Hu Ying-Ying, Lian Qing-Wu, Lin Zheng-Hua, Zhong Jing, Xue Meng, Wang Liang-Jing
Ying-Ying Hu, Qing-Wu Lian, Jing Zhong, Meng Xue, Liang-Jing Wang, Department of Gastroenterology, the Second Affiliated Hospital, School of Medicine, Zhejiang University, Hangzhou 310009, Zhejiang Province, China.
World J Gastroenterol. 2015 Jul 7;21(25):7884-94. doi: 10.3748/wjg.v21.i25.7884.
To investigate the performance of magnifying endoscopy with narrow-band imaging (ME-NBI) in the diagnosis of early gastric cancer (EGC).
Systematic literature searches were conducted until February 2014 in PubMed, EMBASE, Web of Science, Ovid, Scopus and the Cochrane Library databases by two independent reviewers. Meta-analysis was performed to calculate the pooled sensitivity, specificity and diagnostic odds ratio and to construct a summary receiver operating characteristic (ROC) curve. Subgroup analyses were performed based on the morphology type of lesions, diagnostic standard, the size of lesions, type of assessment, country and sample size to explore possible sources of heterogeneity. A Deeks' asymmetry test was used to evaluate the publication bias.
Fourteen studies enrolling 2171 patients were included. The pooled sensitivity, specificity and diagnostic odds ratio for ME-NBI diagnosis of EGC were 0.86 (95%CI: 0.83-0.89), 0.96 (95%CI: 0.95-0.97) and 102.75 (95%CI: 48.14-219.32), respectively, with the area under ROC curve being 0.9623. Among the 14 studies, six also evaluated the diagnostic value of conventional white-light imaging, with a sensitivity of 0.57 (95%CI: 0.50-0.64) and a specificity of 0.79 (95%CI: 0.76-0.81). When using "VS" (vessel plus surface) ME-NBI diagnostic systems in gastric lesions of depressed macroscopic type, the pooled sensitivity and specificity were 0.64 (95%CI: 0.52-0.75) and 0.96 (95%CI: 0.95-0.98). For the lesions with a diameter less than 10 mm, the sensitivity and specificity were 0.74 (95%CI: 0.65-0.82) and 0.98 (95%CI: 0.97-0.98).

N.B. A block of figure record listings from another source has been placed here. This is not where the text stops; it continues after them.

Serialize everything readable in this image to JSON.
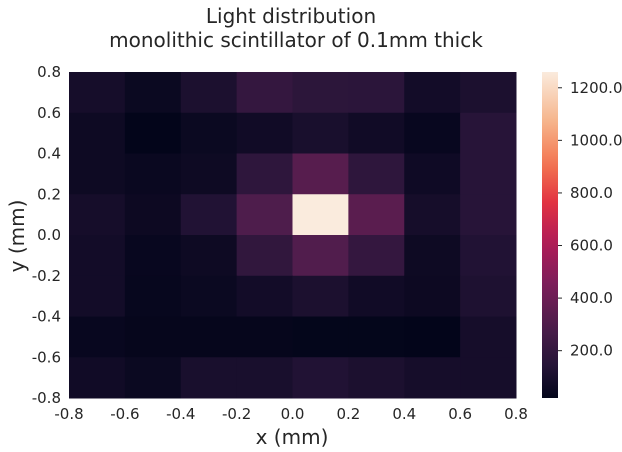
{
  "chart_data": {
    "type": "heatmap",
    "title": "Light distribution",
    "subtitle": "monolithic scintillator of 0.1mm thick",
    "xlabel": "x (mm)",
    "ylabel": "y (mm)",
    "xlim": [
      -0.8,
      0.8
    ],
    "ylim": [
      -0.8,
      0.8
    ],
    "x_ticks": [
      "-0.8",
      "-0.6",
      "-0.4",
      "-0.2",
      "0.0",
      "0.2",
      "0.4",
      "0.6",
      "0.8"
    ],
    "y_ticks": [
      "-0.8",
      "-0.6",
      "-0.4",
      "-0.2",
      "0.0",
      "0.2",
      "0.4",
      "0.6",
      "0.8"
    ],
    "x_edges": [
      -0.8,
      -0.6,
      -0.4,
      -0.2,
      0.0,
      0.2,
      0.4,
      0.6,
      0.8
    ],
    "y_edges": [
      -0.8,
      -0.6,
      -0.4,
      -0.2,
      0.0,
      0.2,
      0.4,
      0.6,
      0.8
    ],
    "values_top_to_bottom": [
      [
        90,
        50,
        110,
        200,
        170,
        165,
        80,
        110
      ],
      [
        60,
        20,
        50,
        70,
        100,
        70,
        40,
        150
      ],
      [
        60,
        45,
        60,
        180,
        330,
        180,
        65,
        150
      ],
      [
        90,
        55,
        130,
        300,
        1260,
        340,
        90,
        150
      ],
      [
        80,
        40,
        60,
        190,
        310,
        200,
        60,
        130
      ],
      [
        80,
        35,
        50,
        80,
        110,
        70,
        55,
        120
      ],
      [
        40,
        30,
        30,
        30,
        25,
        25,
        20,
        90
      ],
      [
        70,
        50,
        100,
        100,
        130,
        110,
        90,
        90
      ]
    ],
    "colorbar": {
      "min": 20,
      "max": 1260,
      "ticks": [
        "200.0",
        "400.0",
        "600.0",
        "800.0",
        "1000.0",
        "1200.0"
      ],
      "tick_values": [
        200,
        400,
        600,
        800,
        1000,
        1200
      ],
      "colormap": "rocket"
    },
    "grid": false
  }
}
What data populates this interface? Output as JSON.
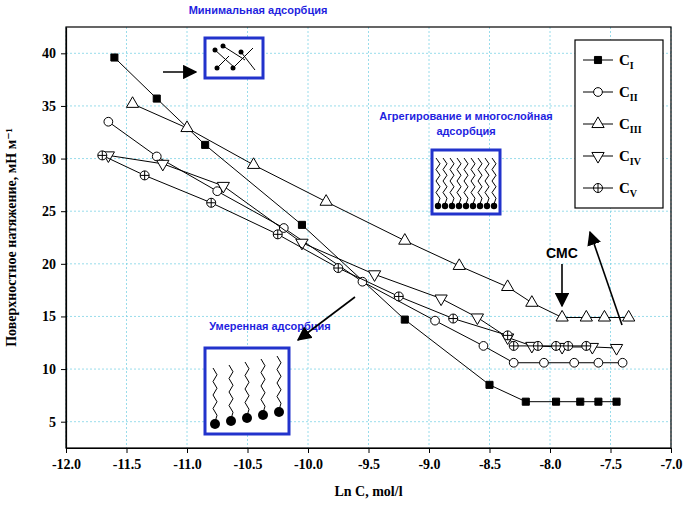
{
  "chart_data": {
    "type": "line",
    "x_label": "Ln C, mol/l",
    "y_label": "Поверхностное натяжение, мН м⁻¹",
    "xlim": [
      -12,
      -7
    ],
    "xticks": [
      {
        "value": -12,
        "label": "-12.0"
      },
      -11.5,
      {
        "value": -11,
        "label": "-11.0"
      },
      -10.5,
      {
        "value": -10,
        "label": "-10.0"
      },
      -9.5,
      {
        "value": -9,
        "label": "-9.0"
      },
      -8.5,
      {
        "value": -8,
        "label": "-8.0"
      },
      -7.5,
      {
        "value": -7,
        "label": "-7.0"
      }
    ],
    "ylim": [
      2.5,
      42.5
    ],
    "yticks": [
      5,
      10,
      15,
      20,
      25,
      30,
      35,
      40
    ],
    "grid": true,
    "legend": "upper right",
    "annotations": [
      "Минимальная адсорбция",
      "Агрегирование и многослойная адсорбция",
      "Умеренная адсорбция",
      "CMC"
    ],
    "series": [
      {
        "name": "CI",
        "color": "#000000",
        "marker": "filled-square",
        "x": [
          -11.6,
          -11.25,
          -10.85,
          -10.05,
          -9.2,
          -8.5,
          -8.2,
          -7.95,
          -7.75,
          -7.6,
          -7.45
        ],
        "values": [
          39.6,
          35.7,
          31.3,
          23.7,
          14.7,
          8.5,
          6.9,
          6.9,
          6.9,
          6.9,
          6.9
        ]
      },
      {
        "name": "CII",
        "color": "#000000",
        "marker": "circle",
        "x": [
          -11.65,
          -11.25,
          -10.75,
          -10.2,
          -9.55,
          -8.95,
          -8.55,
          -8.3,
          -8.05,
          -7.8,
          -7.6,
          -7.4
        ],
        "values": [
          33.5,
          30.2,
          26.9,
          23.4,
          18.3,
          14.6,
          12.2,
          10.6,
          10.6,
          10.6,
          10.6,
          10.6
        ]
      },
      {
        "name": "CIII",
        "color": "#000000",
        "marker": "triangle-up",
        "x": [
          -11.45,
          -11.0,
          -10.45,
          -9.85,
          -9.2,
          -8.75,
          -8.35,
          -8.15,
          -7.9,
          -7.7,
          -7.55,
          -7.35
        ],
        "values": [
          35.2,
          32.9,
          29.4,
          25.9,
          22.2,
          19.8,
          17.8,
          16.3,
          14.9,
          14.9,
          14.9,
          14.9
        ]
      },
      {
        "name": "CIV",
        "color": "#000000",
        "marker": "triangle-down",
        "x": [
          -11.65,
          -11.2,
          -10.7,
          -10.05,
          -9.45,
          -8.9,
          -8.6,
          -8.35,
          -8.15,
          -7.9,
          -7.65,
          -7.45
        ],
        "values": [
          30.3,
          29.5,
          27.4,
          22.0,
          19.0,
          16.7,
          14.9,
          13.0,
          12.2,
          12.1,
          12.1,
          12.0
        ]
      },
      {
        "name": "CV",
        "color": "#000000",
        "marker": "circle-cross",
        "x": [
          -11.7,
          -11.35,
          -10.8,
          -10.25,
          -9.75,
          -9.25,
          -8.8,
          -8.35,
          -8.3,
          -8.1,
          -7.95,
          -7.85,
          -7.7
        ],
        "values": [
          30.3,
          28.4,
          25.8,
          22.8,
          19.6,
          16.9,
          14.8,
          13.2,
          12.2,
          12.2,
          12.2,
          12.2,
          12.2
        ]
      }
    ]
  }
}
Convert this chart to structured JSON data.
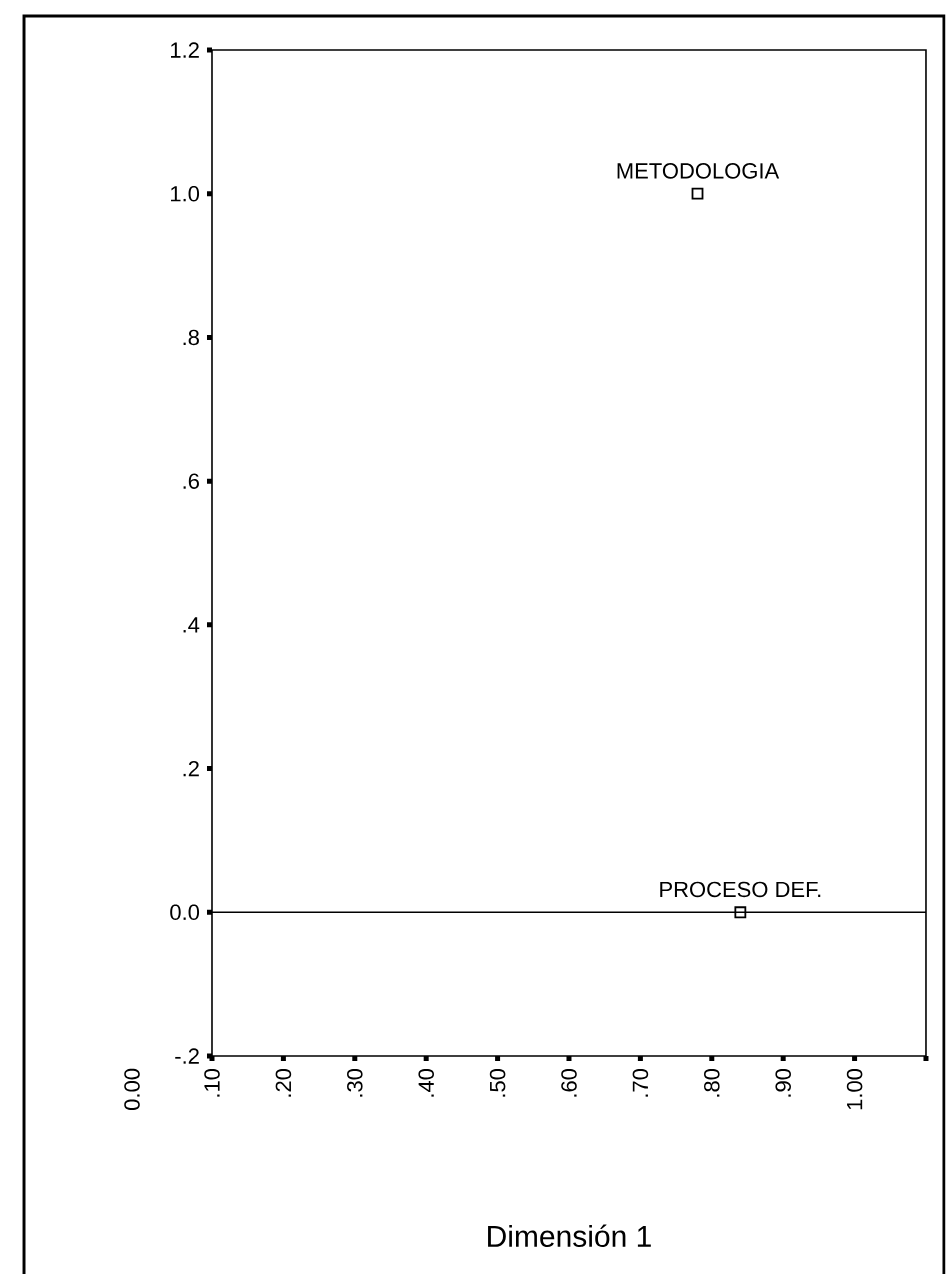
{
  "chart_data": {
    "type": "scatter",
    "xlabel": "Dimensión 1",
    "x": [
      0.78,
      0.84
    ],
    "values": [
      1.0,
      0.0
    ],
    "color": "#000000",
    "marker": "square",
    "xlim": [
      0.1,
      1.1
    ],
    "ylim": [
      -0.2,
      1.2
    ],
    "xticks": [
      {
        "value": 0.1,
        "label": ".10"
      },
      {
        "value": 0.2,
        "label": ".20"
      },
      {
        "value": 0.3,
        "label": ".30"
      },
      {
        "value": 0.4,
        "label": ".40"
      },
      {
        "value": 0.5,
        "label": ".50"
      },
      {
        "value": 0.6,
        "label": ".60"
      },
      {
        "value": 0.7,
        "label": ".70"
      },
      {
        "value": 0.8,
        "label": ".80"
      },
      {
        "value": 0.9,
        "label": ".90"
      },
      {
        "value": 1.0,
        "label": "1.00"
      },
      {
        "value": 1.1,
        "label": null
      }
    ],
    "yticks": [
      {
        "value": -0.2,
        "label": "-.2"
      },
      {
        "value": 0.0,
        "label": "0.0"
      },
      {
        "value": 0.2,
        "label": ".2"
      },
      {
        "value": 0.4,
        "label": ".4"
      },
      {
        "value": 0.6,
        "label": ".6"
      },
      {
        "value": 0.8,
        "label": ".8"
      },
      {
        "value": 1.0,
        "label": "1.0"
      },
      {
        "value": 1.2,
        "label": "1.2"
      }
    ],
    "ref_lines": [
      {
        "axis": "y",
        "value": 0,
        "color": "#000000"
      }
    ],
    "annotations": [
      {
        "text": "METODOLOGIA",
        "x": 0.78,
        "y": 1.0
      },
      {
        "text": "PROCESO DEF.",
        "x": 0.84,
        "y": 0.0
      },
      "0.00"
    ]
  }
}
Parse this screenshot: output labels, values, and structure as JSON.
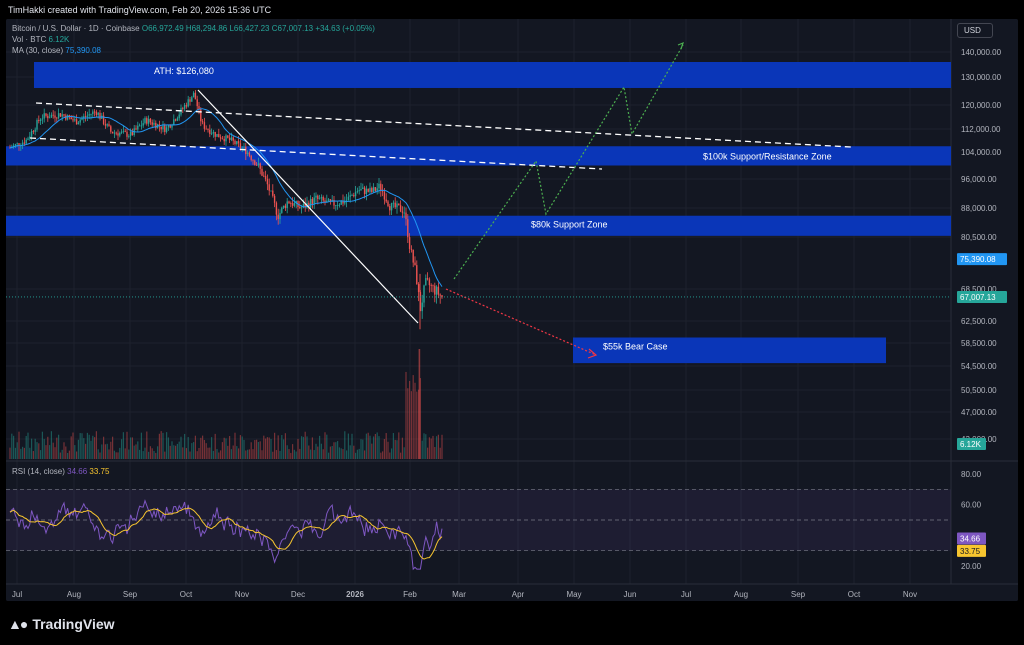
{
  "header": {
    "creator_line": "TimHakki created with TradingView.com, Feb 20, 2026 15:36 UTC"
  },
  "legend": {
    "symbol": "Bitcoin / U.S. Dollar · 1D · Coinbase",
    "ohlc": "O66,972.49 H68,294.86 L66,427.23 C67,007.13 +34.63 (+0.05%)",
    "vol_label": "Vol · BTC",
    "vol_value": "6.12K",
    "ma_label": "MA (30, close)",
    "ma_value": "75,390.08",
    "rsi_label": "RSI (14, close)",
    "rsi_value": "34.66",
    "rsi_ma_value": "33.75"
  },
  "currency_button": "USD",
  "brand": {
    "name": "TradingView",
    "icon": "tradingview-logo-icon"
  },
  "colors": {
    "background": "#131722",
    "zone": "#0a36b8",
    "up": "#26a69a",
    "down": "#ef5350",
    "ma": "#2196f3",
    "rsi": "#7e57c2",
    "rsi_ma": "#f7c52f",
    "bull_path": "#4caf50",
    "bear_path": "#f23645"
  },
  "chart_data": {
    "type": "candlestick",
    "title": "Bitcoin / U.S. Dollar · 1D · Coinbase",
    "y_tick_labels": [
      "140,000.00",
      "130,000.00",
      "120,000.00",
      "112,000.00",
      "104,000.00",
      "96,000.00",
      "88,000.00",
      "80,500.00",
      "68,500.00",
      "62,500.00",
      "58,500.00",
      "54,500.00",
      "50,500.00",
      "47,000.00",
      "43,000.00"
    ],
    "x_tick_labels": [
      "Jul",
      "Aug",
      "Sep",
      "Oct",
      "Nov",
      "Dec",
      "2026",
      "Feb",
      "Mar",
      "Apr",
      "May",
      "Jun",
      "Jul",
      "Aug",
      "Sep",
      "Oct",
      "Nov"
    ],
    "rsi_tick_labels": [
      "80.00",
      "60.00",
      "40.00",
      "20.00"
    ],
    "price_badges": [
      {
        "label": "75,390.08",
        "value": 75390.08,
        "color": "#2196f3"
      },
      {
        "label": "67,007.13",
        "value": 67007.13,
        "color": "#26a69a"
      },
      {
        "label": "6.12K",
        "value": 6120,
        "color": "#26a69a"
      }
    ],
    "rsi_badges": [
      {
        "label": "34.66",
        "value": 34.66,
        "color": "#7e57c2"
      },
      {
        "label": "33.75",
        "value": 33.75,
        "color": "#f7c52f"
      }
    ],
    "zones": [
      {
        "label": "ATH: $126,080",
        "low": 126080,
        "high": 136000
      },
      {
        "label": "$100k Support/Resistance Zone",
        "low": 100000,
        "high": 106000
      },
      {
        "label": "$80k Support Zone",
        "low": 80800,
        "high": 86000
      },
      {
        "label": "$55k Bear Case",
        "low": 55000,
        "high": 59500
      }
    ],
    "key_levels": {
      "ath": 126080,
      "last_close": 67007.13,
      "ma30": 75390.08
    },
    "rsi_levels": {
      "upper": 70,
      "middle": 50,
      "lower": 30
    }
  }
}
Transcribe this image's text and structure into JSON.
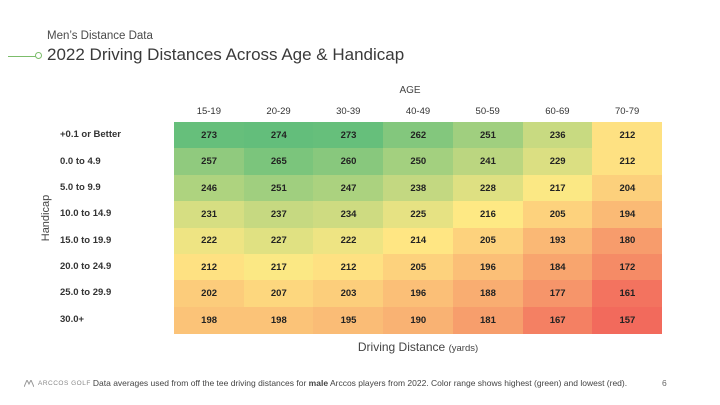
{
  "header": {
    "eyebrow": "Men’s Distance Data",
    "title": "2022 Driving Distances Across Age & Handicap"
  },
  "chart_data": {
    "type": "heatmap",
    "title": "2022 Driving Distances Across Age & Handicap",
    "column_axis_label": "AGE",
    "row_axis_label": "Handicap",
    "xlabel": "Driving Distance",
    "xlabel_unit": "(yards)",
    "columns": [
      "15-19",
      "20-29",
      "30-39",
      "40-49",
      "50-59",
      "60-69",
      "70-79"
    ],
    "rows": [
      "+0.1 or Better",
      "0.0 to 4.9",
      "5.0 to 9.9",
      "10.0 to 14.9",
      "15.0 to 19.9",
      "20.0 to 24.9",
      "25.0 to 29.9",
      "30.0+"
    ],
    "values": [
      [
        273,
        274,
        273,
        262,
        251,
        236,
        212
      ],
      [
        257,
        265,
        260,
        250,
        241,
        229,
        212
      ],
      [
        246,
        251,
        247,
        238,
        228,
        217,
        204
      ],
      [
        231,
        237,
        234,
        225,
        216,
        205,
        194
      ],
      [
        222,
        227,
        222,
        214,
        205,
        193,
        180
      ],
      [
        212,
        217,
        212,
        205,
        196,
        184,
        172
      ],
      [
        202,
        207,
        203,
        196,
        188,
        177,
        161
      ],
      [
        198,
        198,
        195,
        190,
        181,
        167,
        157
      ]
    ],
    "color_scale": {
      "high": "#63be7b",
      "mid": "#ffe984",
      "low": "#f26a5c"
    },
    "value_range": [
      157,
      274
    ]
  },
  "footer": {
    "logo": "ARCCOS GOLF",
    "note": "Data averages used from off the tee driving distances for male Arccos players from 2022. Color range shows highest (green) and lowest (red).",
    "page": "6"
  }
}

ME-NBI is a promising endoscopic tool in the diagnosis of early gastric cancer and might be helpful in further target biopsy.
探讨窄带成像放大内镜(ME-NBI)在早期胃癌(EGC)诊断中的性能。
由两名独立审阅者在2014年2月前对PubMed、EMBASE、Web of Science、Ovid、Scopus和Cochrane图书馆数据库进行系统文献检索。进行荟萃分析以计算合并敏感性、特异性和诊断比值比,并构建汇总受试者工作特征(ROC)曲线。基于病变形态类型、诊断标准、病变大小、评估类型、国家和样本量进行亚组分析,以探索可能的异质性来源。采用Deeks不对称检验评估发表偏倚。
纳入14项研究,共2171例患者。ME-NBI诊断EGC的合并敏感性、特异性和诊断比值比分别为0.86(95%CI:0.83-0.89)、0.96(95%CI:0.95-0.97)和102.75(95%CI:48.14-219.32),ROC曲线下面积为0.9623。在这14项研究中,有6项还评估了传统白光成像的诊断价值,敏感性为0.57(95%CI:0.50-0.64),特异性为0.79(95%CI:0.76-0.81)。在凹陷型宏观类型的胃部病变中使用“VS”(血管加表面)ME-NBI诊断系统时,合并敏感性和特异性分别为0.64(95%CI:0.52-0.75)和0.96(95%CI:0.95-0.98)。对于直径小于10mm的病变,敏感性和特异性分别为0.74(95%CI:0.65-0.82)和0.98(95%CI:0.97-0.98)。
ME-NBI是一种有前景的早期胃癌诊断内镜工具,可能有助于进一步的靶向活检。